Jeremy Steven Suarez Bio
Jeremy Steven Suarez is an American actor best known for his role as Jordan Thomkins on The Bernie Mac Show and for voicing Koda in Disney’s Brother Bear and its sequel. He began working as a child actor at age five and built a career spanning live-action television and feature animation. Suarez has earned multiple industry nominations for his work and has continued to perform in voice roles and television into adulthood.
Early Life and Background
Jeremy Steven Suarez was born on July 6, 1990, in Burbank, California. He is of African and Cuban descent and is the oldest of three siblings. Public records and biographical summaries note that Suarez was raised in the Muslim faith.
Suarez entered the entertainment industry very young, beginning to work in film and television by the mid-1990s. He grew up in the Los Angeles area, where opportunities for child actors and voice performers were readily available, and he began taking on small roles that established his early screen presence.
Path to Celebrity
Suarez’s professional start came with small on-screen parts and guest appearances that showcased his range as a child performer. His first major film role was as Tyson Tidwell in the feature film Jerry Maguire, credited in 1996, which introduced him to a wide audience at an early age.

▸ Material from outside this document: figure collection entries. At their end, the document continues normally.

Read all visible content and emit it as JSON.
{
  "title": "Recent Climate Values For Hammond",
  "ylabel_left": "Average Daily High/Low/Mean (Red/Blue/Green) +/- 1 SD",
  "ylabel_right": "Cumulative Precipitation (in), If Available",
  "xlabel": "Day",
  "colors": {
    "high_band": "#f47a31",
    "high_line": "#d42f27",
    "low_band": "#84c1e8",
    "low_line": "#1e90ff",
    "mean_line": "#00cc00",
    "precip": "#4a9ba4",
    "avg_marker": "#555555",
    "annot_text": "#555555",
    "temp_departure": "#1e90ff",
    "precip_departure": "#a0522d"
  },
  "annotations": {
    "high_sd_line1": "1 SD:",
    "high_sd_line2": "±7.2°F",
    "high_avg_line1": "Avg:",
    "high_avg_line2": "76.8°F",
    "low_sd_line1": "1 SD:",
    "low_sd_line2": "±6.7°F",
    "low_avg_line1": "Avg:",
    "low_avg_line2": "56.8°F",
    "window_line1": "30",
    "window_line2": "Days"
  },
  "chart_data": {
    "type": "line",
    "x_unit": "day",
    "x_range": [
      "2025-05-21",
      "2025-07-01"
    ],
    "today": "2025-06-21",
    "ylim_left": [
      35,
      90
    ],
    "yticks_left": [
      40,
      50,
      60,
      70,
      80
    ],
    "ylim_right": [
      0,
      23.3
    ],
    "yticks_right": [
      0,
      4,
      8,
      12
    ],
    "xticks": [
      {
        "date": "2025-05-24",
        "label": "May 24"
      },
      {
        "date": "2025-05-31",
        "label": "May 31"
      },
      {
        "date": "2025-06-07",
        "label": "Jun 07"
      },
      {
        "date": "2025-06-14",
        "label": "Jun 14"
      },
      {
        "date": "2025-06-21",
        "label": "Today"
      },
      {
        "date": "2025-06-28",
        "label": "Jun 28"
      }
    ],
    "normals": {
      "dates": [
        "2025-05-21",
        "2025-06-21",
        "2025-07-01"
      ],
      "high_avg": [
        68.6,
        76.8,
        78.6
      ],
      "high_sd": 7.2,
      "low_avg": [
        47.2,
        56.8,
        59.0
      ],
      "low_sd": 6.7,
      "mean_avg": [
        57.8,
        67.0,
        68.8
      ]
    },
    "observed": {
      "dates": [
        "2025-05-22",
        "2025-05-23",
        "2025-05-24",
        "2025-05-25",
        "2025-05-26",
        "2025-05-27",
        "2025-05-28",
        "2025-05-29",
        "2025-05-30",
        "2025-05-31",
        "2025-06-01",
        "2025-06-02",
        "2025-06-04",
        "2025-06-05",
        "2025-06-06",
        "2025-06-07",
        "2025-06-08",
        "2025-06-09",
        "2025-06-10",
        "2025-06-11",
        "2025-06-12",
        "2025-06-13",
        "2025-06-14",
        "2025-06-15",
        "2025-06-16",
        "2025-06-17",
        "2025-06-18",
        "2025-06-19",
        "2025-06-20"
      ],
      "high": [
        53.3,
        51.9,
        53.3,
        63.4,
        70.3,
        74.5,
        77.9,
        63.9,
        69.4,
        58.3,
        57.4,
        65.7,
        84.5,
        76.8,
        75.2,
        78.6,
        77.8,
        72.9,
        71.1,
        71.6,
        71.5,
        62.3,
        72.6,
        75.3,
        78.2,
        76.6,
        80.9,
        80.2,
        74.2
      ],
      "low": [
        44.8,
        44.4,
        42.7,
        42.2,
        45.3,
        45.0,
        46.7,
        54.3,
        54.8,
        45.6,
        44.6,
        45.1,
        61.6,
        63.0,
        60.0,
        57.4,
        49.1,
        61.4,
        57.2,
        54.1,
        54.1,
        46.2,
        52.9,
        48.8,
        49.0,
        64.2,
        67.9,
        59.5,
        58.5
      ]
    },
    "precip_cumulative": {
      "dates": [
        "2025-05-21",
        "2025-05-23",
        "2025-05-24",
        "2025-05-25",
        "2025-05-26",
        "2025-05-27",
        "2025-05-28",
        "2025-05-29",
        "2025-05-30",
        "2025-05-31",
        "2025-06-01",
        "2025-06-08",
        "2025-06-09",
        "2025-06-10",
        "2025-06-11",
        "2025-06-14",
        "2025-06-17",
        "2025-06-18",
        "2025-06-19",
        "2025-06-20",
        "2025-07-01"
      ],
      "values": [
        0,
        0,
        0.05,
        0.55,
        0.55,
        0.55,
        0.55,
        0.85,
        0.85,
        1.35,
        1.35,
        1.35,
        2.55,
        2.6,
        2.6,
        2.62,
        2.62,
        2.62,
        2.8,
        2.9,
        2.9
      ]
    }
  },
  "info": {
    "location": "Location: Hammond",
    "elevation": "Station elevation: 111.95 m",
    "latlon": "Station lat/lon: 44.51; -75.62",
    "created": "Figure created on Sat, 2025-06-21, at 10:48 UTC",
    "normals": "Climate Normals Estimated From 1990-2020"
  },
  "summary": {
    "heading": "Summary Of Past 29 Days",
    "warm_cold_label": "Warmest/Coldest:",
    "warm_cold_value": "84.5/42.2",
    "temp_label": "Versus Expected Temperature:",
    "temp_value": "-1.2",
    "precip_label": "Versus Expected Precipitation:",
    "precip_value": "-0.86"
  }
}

Following his film debut, Suarez worked steadily in television with guest spots and a recurring role on Chicago Hope. He also appeared in the short-lived family sitcom Built to Last and made guest appearances on series such as Sister, Sister and The Wayans Bros., building a résumé that led to more prominent casting opportunities.
Jeremy Steven Suarez Career
Early Career (1995–2000)
Jeremy Steven Suarez began professional acting in the mid-1990s, with his career formally credited from 1995 onward. His role in Jerry Maguire (1996) as Rod Tidwell’s son Tyson was an early and widely seen performance that helped him secure further television work.
During this period Suarez appeared on several television series and in small recurring roles, including work on Built to Last and a multi-episode arc on Chicago Hope between 1996 and 1998. These early credits established him as a reliable child actor and prepared him for higher-profile casting in the following decade.
Breakthrough (2001–2006)
Suarez’s career breakthrough came in 2001 when he joined the cast of The Bernie Mac Show as Jordan Thomkins. He was approximately 11 years old when he began the role, which continued through the series run until 2006. The Bernie Mac Show brought sustained visibility and critical attention to Suarez and is widely cited as his signature television credit.
While starring on The Bernie Mac Show, Suarez expanded into voice acting with the role of Koda in Disney’s animated feature Brother Bear (2003). His vocal performance earned an Annie Award nomination for Outstanding Achievement for Voice Acting in a Feature Production, and he later reprised the role for Brother Bear 2 in 2006.
In 2004 Suarez appeared in two feature films released that year, providing a voice in an animated sequence for Fat Albert and appearing on-screen in The Ladykillers. These projects demonstrated his ability to bridge live-action and animation during the peak years of his early career.
Notable Works and Milestones
Suarez’s most recognized work remains his portrayal of Jordan Thomkins on The Bernie Mac Show and his voice work as Koda in Brother Bear and Brother Bear 2. Those roles secured industry nominations and defined his public profile through the 2000s. After the conclusion of The Bernie Mac Show, Suarez continued to work in voice-over projects and in occasional film and television roles, including the animated film Zambezia (2012) and the independent project Angry Video Game Nerd: The Movie (2014).
Later Work (2007–present)
Following the end of The Bernie Mac Show, Suarez’s on-screen credits became less frequent, with most publicized work shifting toward voice roles and guest appearances. He voiced characters for television and film projects and appeared in the procedural drama The Fix in 2017 as Nathaniel, demonstrating ongoing activity in television.
Public accounts note that Suarez also held employment outside the entertainment industry for periods after the sitcom ended, including work in a trade role. He continued to accept voice and guest roles in animation and film, maintaining a career that began in childhood and carried into adulthood.
Jeremy Steven Suarez Award Nominations
Across his career Suarez has received multiple verified nominations for performance awards. He earned two NAACP Image Award nominations for his work on The Bernie Mac Show, two Young Artist Award nominations, and an Annie Award nomination for his voice performance as Koda in Brother Bear. These nominations reflect recognition in both live-action and voice acting categories.
Family
Jeremy Steven Suarez is the eldest of three siblings. Public biographical information identifies his family background as African and Cuban in origin, but detailed information about his parents and siblings beyond birth order is not provided in the available verified records.
Personal Life
Suarez married Maria Suarez in 2017, a fact confirmed in public biographical summaries and film-industry records. There are no publicly verified records of children in the available data set.
Raised in the Muslim faith, Suarez has balanced work in mainstream film and television with voice-over projects. He remains credited in film and television databases with an active career beginning in the mid-1990s and continuing through recent years.